Quem foram os últimos que gritaram no deserto brasileiro? Glauber Rocha, Tarso de Castro?
A consequência desse sufocamento é visível na “arte” e nos artistas mequetrefes que nos são impingidos goela abaixo. Visível na repetição (ou nas malditas “releituras”) do original que perdeu o viço e virou lixo reciclado; os técnicos, os mornos, os gerentes de marketing e os higienistas que tomaram os lugares dos artistas não me deixam mentir.
Ao contrário do que nos ensinam as políticas de correção (e de acordo com as previsões mais sombrias de Orwell), o coletivo – esse mesmo que desfilou aqui na feira de Buenos Aires com sua cara enfezada e rimas insossas – existe somente em função de excluir o indivíduo e sufocar a voz original. Vejam só o que o autor de Dentro da baleia escreveu em 1940 : “(…) quase com certeza estamos rumando para uma era de ditaduras totalitárias – uma era em que a liberdade de pensamento será o princípio de um pecado mortal e mais tarde uma abstração sem sentido”.
No alvo. O pensamento e a originalidade jazem mortos e enterrados; atingimos um patamar cultural que se localiza abaixo daquilo que Orwell chamaria de “abstração sem sentido”.
Alguns diriam que Eric Blair (Orwell) era um dedo-duro. Com certeza, dedo-duro. Além disso, sacana e desleal: elaborou uma lista de “criptocomunistas” para o governo britânico e dedurou Chaplin, Shaw e J.B. Priestley. Porém, jamais se omitiu diante de sua consciência. Vejam só o que ele escreveu em 1940: “(…) a literatura estará condenada não somente em países que conservam uma estrutura totalitária; mas qualquer escritor que adote a perspectiva totalitária, que encontre desculpas para a perseguição e a falsificação da realidade, se destrói como escritor. Nenhuma diatribe contra o ‘individualismo’ e a ‘torre de marfim’, nenhum chavão religioso do tipo ‘a verdadeira individualidade só é alcançada através da identificação com a comunidade’, pode esconder o fato de que uma mente comprada é uma mente podre (…) em algum momento do futuro, se a mente humana se transformar em algo totalmente distinto do que é agora, talvez aprendamos a separar a criação literária da honestidade intelectual (…) A imaginação não se reproduz em cativeiro”.

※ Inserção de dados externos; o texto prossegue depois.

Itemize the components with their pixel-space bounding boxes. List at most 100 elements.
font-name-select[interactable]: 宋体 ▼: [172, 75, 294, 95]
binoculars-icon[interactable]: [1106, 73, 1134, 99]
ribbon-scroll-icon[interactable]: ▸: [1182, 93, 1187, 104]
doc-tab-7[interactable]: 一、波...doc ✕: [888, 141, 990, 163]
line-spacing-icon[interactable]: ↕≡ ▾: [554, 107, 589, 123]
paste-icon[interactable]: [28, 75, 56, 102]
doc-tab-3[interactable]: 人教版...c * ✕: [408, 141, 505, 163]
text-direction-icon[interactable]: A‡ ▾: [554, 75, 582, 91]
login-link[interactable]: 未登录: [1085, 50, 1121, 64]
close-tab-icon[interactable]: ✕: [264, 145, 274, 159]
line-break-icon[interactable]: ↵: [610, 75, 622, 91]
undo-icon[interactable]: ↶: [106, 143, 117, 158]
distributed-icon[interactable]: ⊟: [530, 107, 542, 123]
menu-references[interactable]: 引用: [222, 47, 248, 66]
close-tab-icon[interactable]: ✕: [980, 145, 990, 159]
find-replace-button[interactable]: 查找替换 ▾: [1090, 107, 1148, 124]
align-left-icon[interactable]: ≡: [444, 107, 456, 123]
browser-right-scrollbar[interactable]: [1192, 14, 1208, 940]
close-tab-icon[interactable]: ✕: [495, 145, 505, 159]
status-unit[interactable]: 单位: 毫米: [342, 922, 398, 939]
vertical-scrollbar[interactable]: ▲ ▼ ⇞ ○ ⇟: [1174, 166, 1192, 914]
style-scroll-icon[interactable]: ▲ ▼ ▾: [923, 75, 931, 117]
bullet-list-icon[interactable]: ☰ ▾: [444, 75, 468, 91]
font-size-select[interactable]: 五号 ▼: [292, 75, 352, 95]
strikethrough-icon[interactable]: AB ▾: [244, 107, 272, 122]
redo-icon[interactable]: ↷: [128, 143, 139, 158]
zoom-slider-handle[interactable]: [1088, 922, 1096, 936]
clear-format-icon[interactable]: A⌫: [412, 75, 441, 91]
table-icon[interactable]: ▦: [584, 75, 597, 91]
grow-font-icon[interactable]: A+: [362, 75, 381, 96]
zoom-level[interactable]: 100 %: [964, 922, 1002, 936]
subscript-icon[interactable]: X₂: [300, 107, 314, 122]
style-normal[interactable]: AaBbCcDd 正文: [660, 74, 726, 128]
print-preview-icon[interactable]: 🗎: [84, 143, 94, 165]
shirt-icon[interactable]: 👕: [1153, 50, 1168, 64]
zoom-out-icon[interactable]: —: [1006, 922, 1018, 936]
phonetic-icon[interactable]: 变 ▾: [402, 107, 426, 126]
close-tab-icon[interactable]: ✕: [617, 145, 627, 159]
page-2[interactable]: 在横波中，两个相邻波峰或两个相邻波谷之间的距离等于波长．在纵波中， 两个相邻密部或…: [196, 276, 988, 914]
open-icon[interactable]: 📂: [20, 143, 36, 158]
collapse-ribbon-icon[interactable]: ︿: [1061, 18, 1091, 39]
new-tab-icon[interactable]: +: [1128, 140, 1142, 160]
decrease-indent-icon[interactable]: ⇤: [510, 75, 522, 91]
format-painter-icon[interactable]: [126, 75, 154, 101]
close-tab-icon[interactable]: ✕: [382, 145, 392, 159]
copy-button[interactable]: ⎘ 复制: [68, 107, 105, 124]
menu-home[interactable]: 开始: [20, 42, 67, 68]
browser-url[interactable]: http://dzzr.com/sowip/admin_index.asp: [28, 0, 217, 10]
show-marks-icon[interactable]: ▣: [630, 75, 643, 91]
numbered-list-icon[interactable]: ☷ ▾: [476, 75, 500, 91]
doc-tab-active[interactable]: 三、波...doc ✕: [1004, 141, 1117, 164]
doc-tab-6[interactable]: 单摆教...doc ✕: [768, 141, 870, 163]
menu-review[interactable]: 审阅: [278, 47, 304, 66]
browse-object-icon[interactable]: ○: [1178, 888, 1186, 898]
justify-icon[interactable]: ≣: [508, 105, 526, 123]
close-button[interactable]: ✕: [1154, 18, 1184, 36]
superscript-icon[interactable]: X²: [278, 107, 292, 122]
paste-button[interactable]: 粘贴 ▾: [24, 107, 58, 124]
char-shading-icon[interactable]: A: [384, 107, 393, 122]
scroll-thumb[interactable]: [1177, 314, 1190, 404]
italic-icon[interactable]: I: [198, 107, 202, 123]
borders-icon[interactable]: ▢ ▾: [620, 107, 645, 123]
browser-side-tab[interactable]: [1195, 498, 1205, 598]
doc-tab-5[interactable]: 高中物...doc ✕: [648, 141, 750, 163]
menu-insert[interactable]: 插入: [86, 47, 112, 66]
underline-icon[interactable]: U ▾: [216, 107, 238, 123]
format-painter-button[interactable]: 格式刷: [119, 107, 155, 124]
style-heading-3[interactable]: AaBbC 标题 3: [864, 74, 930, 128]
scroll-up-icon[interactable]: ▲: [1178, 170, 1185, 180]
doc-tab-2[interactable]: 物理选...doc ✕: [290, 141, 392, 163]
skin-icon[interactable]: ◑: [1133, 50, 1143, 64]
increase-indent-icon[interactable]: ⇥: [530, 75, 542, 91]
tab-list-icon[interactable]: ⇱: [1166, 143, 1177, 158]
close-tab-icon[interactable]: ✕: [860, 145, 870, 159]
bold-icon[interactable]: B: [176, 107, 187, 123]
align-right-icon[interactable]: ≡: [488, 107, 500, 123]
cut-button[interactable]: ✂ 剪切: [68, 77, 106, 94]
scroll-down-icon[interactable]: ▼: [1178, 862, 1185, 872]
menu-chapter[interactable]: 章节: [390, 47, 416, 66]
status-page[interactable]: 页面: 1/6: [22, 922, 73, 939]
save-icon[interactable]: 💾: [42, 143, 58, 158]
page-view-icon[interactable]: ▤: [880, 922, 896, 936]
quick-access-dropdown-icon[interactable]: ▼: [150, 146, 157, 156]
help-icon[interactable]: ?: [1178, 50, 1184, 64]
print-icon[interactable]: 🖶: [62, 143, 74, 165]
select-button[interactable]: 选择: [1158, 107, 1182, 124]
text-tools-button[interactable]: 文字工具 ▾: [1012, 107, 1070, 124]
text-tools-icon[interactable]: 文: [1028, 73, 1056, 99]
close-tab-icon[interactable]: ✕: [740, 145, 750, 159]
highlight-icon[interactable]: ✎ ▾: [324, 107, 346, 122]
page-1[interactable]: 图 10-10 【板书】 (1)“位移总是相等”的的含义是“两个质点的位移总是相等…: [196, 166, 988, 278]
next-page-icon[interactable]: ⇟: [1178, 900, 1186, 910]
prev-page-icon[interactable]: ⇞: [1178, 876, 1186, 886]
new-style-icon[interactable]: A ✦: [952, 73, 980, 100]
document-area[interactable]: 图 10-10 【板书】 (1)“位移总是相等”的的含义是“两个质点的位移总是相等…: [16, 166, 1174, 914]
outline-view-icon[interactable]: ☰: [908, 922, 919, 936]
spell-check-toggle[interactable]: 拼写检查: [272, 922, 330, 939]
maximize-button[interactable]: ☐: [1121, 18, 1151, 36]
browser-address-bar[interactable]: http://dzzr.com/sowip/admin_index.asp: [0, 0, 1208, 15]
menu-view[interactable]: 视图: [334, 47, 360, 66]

Não trair a si mesmo é um dos pontos básicos para registrar algo que valha a pena ser lido, refletido e apreciado depois de cem anos. Com certeza, esse é o recado de Orwell. Infelizmente, ele errava pouco e entendia como nenhum outro de previsibilidades. Tava na cara que o gado acabaria se adaptando ao cativeiro, ou “coletivo” – chamem como quiser.
A imaginação, eu acrescentaria, não se reproduz em gaiolas de ouro nem em cooperativas de periferia. Impressionante, esse Orwell: apontando o dedo para a omissão dos intelectuais de sua época em face do massacre que a extinta URSS promovia contra jornalistas e escritores, ele conseguiu se projetar no tempo e vislumbrou as torres do Edifício Abril, as feiras literárias, os saraus esotéricos da nossa querida e fofa Vila Madalena e os puxadinhos “irados” do Capão Pecado, incluindo todos no mesmo balaio-cativeiro.
Que o imponderável saia de controle! Buenas noches, amigos. Muchas gracias!